Not really. The Champerty Act of 1275, 3 Edw. I c. 25, enjoined the officers of the king, at the chancellor, treasurer, justices, king's counsellors, clerks of chancery and exchequer from gaining ownership the the res before the court. The abuse at that time was that certain nobles were accumulating claims against others, in order to influence their position in the Court - not a Court of Law. The remedy was punishment by the King. So the statutory offense was intended to prevent infighting in the King's Court - nothing else.

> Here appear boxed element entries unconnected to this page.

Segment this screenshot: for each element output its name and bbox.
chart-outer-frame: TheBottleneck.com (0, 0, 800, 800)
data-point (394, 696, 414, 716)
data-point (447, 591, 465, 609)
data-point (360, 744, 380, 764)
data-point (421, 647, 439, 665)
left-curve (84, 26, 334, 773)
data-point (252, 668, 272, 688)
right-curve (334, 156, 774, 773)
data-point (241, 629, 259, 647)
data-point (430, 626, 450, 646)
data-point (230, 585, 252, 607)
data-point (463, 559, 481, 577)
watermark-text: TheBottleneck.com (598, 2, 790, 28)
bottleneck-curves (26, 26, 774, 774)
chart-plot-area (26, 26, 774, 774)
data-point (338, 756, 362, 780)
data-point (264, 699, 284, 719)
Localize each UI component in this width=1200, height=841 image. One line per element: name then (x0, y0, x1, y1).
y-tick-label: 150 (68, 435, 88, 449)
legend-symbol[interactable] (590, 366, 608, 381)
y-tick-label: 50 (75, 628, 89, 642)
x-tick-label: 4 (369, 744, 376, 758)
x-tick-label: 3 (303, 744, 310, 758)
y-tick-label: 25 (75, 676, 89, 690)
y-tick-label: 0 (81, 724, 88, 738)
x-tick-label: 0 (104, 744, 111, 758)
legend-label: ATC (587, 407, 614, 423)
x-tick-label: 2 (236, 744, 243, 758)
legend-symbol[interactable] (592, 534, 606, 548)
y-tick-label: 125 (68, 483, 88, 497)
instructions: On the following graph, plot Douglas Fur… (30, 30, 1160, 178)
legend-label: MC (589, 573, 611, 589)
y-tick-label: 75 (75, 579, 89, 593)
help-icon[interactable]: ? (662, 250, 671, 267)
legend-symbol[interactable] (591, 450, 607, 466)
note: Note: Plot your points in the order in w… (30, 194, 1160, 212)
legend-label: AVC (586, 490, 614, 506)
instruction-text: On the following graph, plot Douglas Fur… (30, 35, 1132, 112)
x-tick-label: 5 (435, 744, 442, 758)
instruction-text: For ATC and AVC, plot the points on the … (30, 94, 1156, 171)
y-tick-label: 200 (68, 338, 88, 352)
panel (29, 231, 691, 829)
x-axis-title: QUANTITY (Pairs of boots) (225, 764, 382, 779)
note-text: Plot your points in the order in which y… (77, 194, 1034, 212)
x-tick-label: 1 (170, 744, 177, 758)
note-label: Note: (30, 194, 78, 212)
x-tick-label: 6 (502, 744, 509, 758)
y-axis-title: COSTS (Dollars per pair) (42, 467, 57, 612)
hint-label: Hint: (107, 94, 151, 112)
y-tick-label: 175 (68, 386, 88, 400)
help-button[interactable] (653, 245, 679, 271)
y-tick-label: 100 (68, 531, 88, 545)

if a plaintiff is too poor to pay fees, or the claim is too small to support the fees the attorney will charge, then the case is perfect for a pro-bono or low-income clinic, of which there are scads
Maybe in the big cities you may find such a legal clinic, but not elsewhere. Then you will get lousy representation, if you do send cases like that to legal clinics. The result is that somebody who should have received a recovery from a private source, who takes personal responsibility for their actions, will not have the wherewithall to take care of themselves. So they become dependent of the public dole. Why is that a good thing?
Furthermore, loser pays has its own set of legal abuses. We have several fee shifting statutes on the books like 1983. If you have a good case, even if it is not worth much, you will get two or maybe more lawyers turning over every rock. The end result - Plaintiff gets a moderate recovery, and the attorneys get ten times as much in fees. Why is THAT good?
“So why is it that whenever the media reports an excesive verdict, the lightning bolts land on the lawyers? Our focus as a society is in the wrong place.”
I would agree with you if it wasn’t for the fact that so many of our legislators are lawyers and vote their self-interest. The laws need to be changed and soon and I don’t mean caps on awards. Class actions would be my first area of reform if I could have my way.+
Too many here don’t realize that we write our reports and testify (if your not a ho) on the scientific facts and not for the benefit of one side.
BZZT, wrong answer Hans.
Nearly half of congressmen are lawyers, not to mention their staff, so they do make the laws. Now if you want to try to say that "When lawyers go to congress they set aside all self-interest and legislate on behalf of the people" I'll just laugh at you.
Not to mention legislating from the bench, unless you're going to try to tell me that doesn't happen either.